Email Conversations as Discussion Threads

By Deane Barker on December 25, 2003

Shadows of future versions of Outlook?: Here’s a look at an internal company memo about how to organize email messages. Essentially, you treat email conversations as threads of a discussion forum conversation.

…about half the time you use e-mail, it’s a no-brainer. Someone sends you a message, you reply, they reply back, and it’s done. But if there’s nine people on the ‘to’ line, and each one is throwing his or her hat into the conversational ring — making decisions, offering suggestions, providing links to back up their story, or jumping in to IM you — it becomes harder to understand who is saying what to whom.

This begs the question, of course, why use email at all?
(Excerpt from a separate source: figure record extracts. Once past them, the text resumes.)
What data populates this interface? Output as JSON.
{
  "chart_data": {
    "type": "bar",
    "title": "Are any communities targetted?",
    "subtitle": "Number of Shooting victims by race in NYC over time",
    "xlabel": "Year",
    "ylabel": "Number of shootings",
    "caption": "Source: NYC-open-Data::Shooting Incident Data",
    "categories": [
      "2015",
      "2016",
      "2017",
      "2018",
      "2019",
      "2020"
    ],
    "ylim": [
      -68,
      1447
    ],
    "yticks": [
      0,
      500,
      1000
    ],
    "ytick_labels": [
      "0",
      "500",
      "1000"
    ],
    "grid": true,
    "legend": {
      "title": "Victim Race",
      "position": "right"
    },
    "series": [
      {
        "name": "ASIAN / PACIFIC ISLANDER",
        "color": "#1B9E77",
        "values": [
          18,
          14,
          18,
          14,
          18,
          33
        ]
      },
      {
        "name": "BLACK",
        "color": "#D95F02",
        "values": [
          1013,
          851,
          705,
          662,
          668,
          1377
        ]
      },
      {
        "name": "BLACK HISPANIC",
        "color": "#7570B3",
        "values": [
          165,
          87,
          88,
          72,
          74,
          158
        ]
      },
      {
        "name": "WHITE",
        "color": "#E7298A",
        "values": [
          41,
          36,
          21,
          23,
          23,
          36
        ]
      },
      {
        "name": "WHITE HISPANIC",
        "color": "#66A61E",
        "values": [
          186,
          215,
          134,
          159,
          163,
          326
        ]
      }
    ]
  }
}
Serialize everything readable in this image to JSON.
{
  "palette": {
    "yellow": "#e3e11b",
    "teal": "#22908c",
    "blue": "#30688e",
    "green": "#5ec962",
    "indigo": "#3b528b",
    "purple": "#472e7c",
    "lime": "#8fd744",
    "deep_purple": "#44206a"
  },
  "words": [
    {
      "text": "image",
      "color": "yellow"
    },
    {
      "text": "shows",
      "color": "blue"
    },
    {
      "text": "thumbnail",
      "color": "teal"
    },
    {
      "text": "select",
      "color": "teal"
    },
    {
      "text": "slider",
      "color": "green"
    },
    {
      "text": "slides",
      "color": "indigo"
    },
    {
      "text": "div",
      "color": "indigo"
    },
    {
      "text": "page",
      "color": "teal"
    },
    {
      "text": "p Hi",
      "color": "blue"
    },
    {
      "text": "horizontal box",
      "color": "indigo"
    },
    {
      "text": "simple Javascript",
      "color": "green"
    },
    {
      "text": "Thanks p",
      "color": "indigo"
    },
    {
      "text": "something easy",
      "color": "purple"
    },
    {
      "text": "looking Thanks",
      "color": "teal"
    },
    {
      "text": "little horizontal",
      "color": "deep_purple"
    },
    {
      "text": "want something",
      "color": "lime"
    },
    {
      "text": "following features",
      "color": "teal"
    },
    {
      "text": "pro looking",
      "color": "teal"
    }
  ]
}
To go back to Ray Ozzie’s article of a few weeks ago:

Anyone who is doing a critical business process online that involves substantial dialog between individuals should NOT be using email at this point in history, and many no longer are.

I’m also reminded of a report about silverorange’s intranet that I read when they won the Nielsen Norman Group’s award for Best Intranet in 2001. In the report, they said that use of the discussion forums on their intranet has all but replaced email conversations as the primary means of group communication.

If you think about it, discussion forum conversations (“pull” instead of “push”) really should take the place of group email conversations. By why don’t they? What attachment to email do we have that we can’t break?